Decriminalization by the Supreme Court does not — indeed cannot — mandate that everyone’s conscience must align with its decision nor require that all physicians accept MAID as ethical or even good health care. Neither does it create a “right to access” that physicians are obliged to facilitate. When physicians lose their Charter-protected right to follow their conscience by state edict, it is not a mere personal loss.

Removing ethical boundaries for physicians erodes quality health care for patients

For some conscientiously objecting physicians, the effective referral requirement means they will stop accepting patients who are likely to request MAID, leave Ontario to practise where conscience is protected or leave the practice of medicine altogether, as has happened in Australia and Norway.

Mandating referral for MAID, aside from being unnecessary to facilitate access, incorrectly assumes that all patients want a physician who is willing to participate in MAID (directly or indirectly) or is willing to act against his or her own conscience by referring patients. In such a model of care, there is no room for patients who seek out health care professionals who practise medicine according to principles that reflect their own moral convictions, including those who value human life unconditionally.

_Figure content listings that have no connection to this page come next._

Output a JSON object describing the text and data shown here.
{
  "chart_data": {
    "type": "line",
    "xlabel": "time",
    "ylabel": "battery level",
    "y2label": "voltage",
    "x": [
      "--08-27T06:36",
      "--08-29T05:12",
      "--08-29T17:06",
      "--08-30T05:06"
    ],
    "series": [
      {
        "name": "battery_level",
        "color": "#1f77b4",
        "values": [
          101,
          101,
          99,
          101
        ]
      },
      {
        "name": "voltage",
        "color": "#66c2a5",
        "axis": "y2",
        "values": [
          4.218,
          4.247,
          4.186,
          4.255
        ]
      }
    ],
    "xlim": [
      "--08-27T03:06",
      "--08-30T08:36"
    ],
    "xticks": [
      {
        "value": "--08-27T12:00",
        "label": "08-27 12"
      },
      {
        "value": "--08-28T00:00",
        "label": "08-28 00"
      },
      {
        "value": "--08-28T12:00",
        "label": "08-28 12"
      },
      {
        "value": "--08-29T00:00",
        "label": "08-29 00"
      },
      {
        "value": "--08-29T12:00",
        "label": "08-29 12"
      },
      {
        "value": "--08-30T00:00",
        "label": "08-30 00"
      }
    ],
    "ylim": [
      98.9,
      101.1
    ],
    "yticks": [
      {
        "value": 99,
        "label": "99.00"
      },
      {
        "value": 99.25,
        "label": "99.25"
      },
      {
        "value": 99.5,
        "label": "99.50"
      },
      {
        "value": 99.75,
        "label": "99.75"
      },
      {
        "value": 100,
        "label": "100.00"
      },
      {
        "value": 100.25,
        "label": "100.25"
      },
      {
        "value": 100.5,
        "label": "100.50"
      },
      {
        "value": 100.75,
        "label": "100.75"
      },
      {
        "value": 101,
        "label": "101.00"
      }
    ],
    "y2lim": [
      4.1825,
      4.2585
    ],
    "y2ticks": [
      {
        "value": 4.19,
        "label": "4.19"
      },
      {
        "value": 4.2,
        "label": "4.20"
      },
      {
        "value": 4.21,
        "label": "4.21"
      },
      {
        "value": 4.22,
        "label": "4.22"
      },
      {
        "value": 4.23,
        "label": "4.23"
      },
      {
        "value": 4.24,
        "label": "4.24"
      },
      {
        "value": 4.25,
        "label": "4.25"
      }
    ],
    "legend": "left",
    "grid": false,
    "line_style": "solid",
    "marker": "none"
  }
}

Conscientiously objecting physicians enhance patient health care. As the CMA has stated, it is in a patient’s best interests for the physician to act as a moral agent rather than a technician devoid of moral judgment.

Physicians who were initially willing to provide MAID have found the experience “emotionally distressing” and “overwhelming” to the point that they cannot continue the practice. It is safe to assume that for the conscientious objector, the moral distress of participating either directly or indirectly would be exponentially greater. Not only does forcing physicians to act against their conscience cause distress, it desensitizes them to what are important moral and ethical cues as to the appropriate professional response to any given situation. It diminishes — and ultimately extinguishes — the internal barometer by which physicians exercise their professional judgment. Such moral integrity is foundational to a physician’s trustworthiness

In short, by demanding effective referrals, Ontario is forcing physicians to either leave the practice of medicine or abandon their ethical framework altogether. Neither is a good outcome for health care, or for patients in need of caring and competent doctors.

Ontario prides itself on being a province committed to inclusivity, diversity and human rights. It should not stand as a global anomaly in failing to safeguard freedom of conscience, freedom of religion and religious equality in this context. Now is the time for Ontario to reflect the international consensus that conscience is worth protecting.

The authors represent three organizations jointly intervening in Christian Medical and Dental Society et al. v. College of Physicians and Surgeons of Ontario (CPSO), a case that involves a constitutional challenge to the CPSO’s “effective referral” requirement. The case is expected to be heard by the Ontario Divisional Court in June 2017.